O desafio da transição energética para as redes públicas de ônibus

Transição energética das redes de transporte: ainda que estejamos apenas no início desta mudança que revolucionará o funcionamento das redes de transporte que conhecemos, esta expressão está em alta. Marc Boudier, Chefe de Estudos do Departamento de Consultoria e Planejamento da SYSTRA FRANÇA, nos dá as chaves para a definição de uma estratégia de transição energética de uma rede de transporte público rodoviário. Quais são as escolhas tecnológicas possíveis? O que está mudando em comparação com a era do petróleo? Existe uma receita que pode ser replicada em diferentes lugares? Como podemos ter domínio acerca do conhecimento sobre as tecnologias “limpas”? Quais são os custos e riscos associados à essa transição?

O Acordo de Paris foi assinado em 2016 por quase 200 países do mundo: o seu objetivo é limitar o aquecimento global a 1,5 graus Celsius, mitigando as emissões de gases com efeito de estufa (GEE) e tornando os fluxos financeiros coerentes com esse objetivo.

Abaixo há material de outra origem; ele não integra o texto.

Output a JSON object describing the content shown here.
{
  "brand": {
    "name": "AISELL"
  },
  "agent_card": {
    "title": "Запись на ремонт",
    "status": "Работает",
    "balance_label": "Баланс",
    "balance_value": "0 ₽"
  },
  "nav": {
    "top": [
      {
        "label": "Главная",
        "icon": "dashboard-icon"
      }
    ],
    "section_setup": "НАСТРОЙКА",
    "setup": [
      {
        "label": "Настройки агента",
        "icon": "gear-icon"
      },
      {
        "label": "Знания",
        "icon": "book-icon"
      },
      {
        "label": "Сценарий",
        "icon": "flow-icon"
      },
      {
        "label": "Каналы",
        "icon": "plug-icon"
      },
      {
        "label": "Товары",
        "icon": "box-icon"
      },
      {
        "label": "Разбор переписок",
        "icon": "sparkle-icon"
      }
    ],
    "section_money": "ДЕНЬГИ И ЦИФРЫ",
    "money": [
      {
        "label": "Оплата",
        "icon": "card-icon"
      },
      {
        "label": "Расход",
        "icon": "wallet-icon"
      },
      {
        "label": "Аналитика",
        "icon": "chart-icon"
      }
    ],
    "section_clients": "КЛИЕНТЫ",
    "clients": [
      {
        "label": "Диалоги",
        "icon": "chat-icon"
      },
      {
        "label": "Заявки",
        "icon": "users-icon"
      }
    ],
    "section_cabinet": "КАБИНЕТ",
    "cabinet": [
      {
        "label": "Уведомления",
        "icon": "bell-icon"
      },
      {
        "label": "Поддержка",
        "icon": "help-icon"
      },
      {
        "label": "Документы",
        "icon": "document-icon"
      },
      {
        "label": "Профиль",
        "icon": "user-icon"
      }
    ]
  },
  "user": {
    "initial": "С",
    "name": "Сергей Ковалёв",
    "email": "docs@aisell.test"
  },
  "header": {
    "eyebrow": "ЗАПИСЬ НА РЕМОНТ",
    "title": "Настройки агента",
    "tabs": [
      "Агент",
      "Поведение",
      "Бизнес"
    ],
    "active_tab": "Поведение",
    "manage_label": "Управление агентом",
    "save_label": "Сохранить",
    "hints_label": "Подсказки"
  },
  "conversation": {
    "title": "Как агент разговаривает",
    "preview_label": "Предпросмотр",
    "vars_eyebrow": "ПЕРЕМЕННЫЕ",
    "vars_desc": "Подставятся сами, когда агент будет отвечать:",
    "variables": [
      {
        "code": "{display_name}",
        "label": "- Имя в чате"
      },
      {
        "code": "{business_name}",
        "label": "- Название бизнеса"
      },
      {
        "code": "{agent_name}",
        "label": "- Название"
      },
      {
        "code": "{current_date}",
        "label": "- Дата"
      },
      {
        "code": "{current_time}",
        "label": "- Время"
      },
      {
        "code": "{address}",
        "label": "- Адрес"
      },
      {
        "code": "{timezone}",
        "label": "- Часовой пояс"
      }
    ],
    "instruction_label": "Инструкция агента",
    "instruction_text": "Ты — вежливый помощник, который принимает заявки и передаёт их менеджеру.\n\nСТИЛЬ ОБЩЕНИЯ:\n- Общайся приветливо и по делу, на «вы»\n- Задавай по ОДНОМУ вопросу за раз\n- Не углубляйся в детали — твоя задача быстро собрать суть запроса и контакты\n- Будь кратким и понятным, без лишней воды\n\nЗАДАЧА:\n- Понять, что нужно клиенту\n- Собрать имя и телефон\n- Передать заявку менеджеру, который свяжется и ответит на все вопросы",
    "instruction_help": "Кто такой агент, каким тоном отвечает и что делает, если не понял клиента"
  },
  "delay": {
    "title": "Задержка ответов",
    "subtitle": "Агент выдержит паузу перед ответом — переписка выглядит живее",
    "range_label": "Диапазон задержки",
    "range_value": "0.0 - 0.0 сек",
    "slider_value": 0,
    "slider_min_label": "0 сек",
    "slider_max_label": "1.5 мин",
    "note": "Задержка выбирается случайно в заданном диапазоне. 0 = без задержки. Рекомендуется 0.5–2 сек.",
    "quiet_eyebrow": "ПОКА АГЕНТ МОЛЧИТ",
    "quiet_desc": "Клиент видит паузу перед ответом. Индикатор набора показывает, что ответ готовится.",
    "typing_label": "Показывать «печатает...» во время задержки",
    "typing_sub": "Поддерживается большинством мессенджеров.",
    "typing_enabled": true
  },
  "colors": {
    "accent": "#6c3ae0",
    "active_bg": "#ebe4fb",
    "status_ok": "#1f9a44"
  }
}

Mesmo que as medidas não sejam obrigatórias, os países signatários do Acordo de Paris têm de respeitar certos princípios: a estratégia 20/20/20 (reduzir as emissões de dióxido de carbono em 20%, aumentar a produção de energia renovável em 20% e aumentar a eficiência energética em 20%). Estas contribuições são determinadas a nível nacional (CND) sobre emissões de gases de efeito estufa, e representam uma progressão ao longo do tempo.

Os transportes são o segundo sector mais importante para as emissões de GEE, têm de fato um papel chave a desempenhar na implementação bem-sucedida do Acordo de Paris.

CONSIDERAR AS NECESSIDADES DE MOBILIDADE NO CONTEXTO LOCAL

A implantação do transporte rodoviário coletivo mais limpo levará a uma melhoria real da qualidade ambiental local (qualidade do ar, poluição sonora etc.), que terá de ser confirmada em nível global ao longo de todo o ciclo ambiental da tecnologia. No entanto, a criação de uma rede de transporte cuja eficiência seria limitada, ou mesmo inadequada em relação às necessidades de mobilidade local, não estaria mais relacionada a energia limpa ou de alta emissão de gases de efeito estufa.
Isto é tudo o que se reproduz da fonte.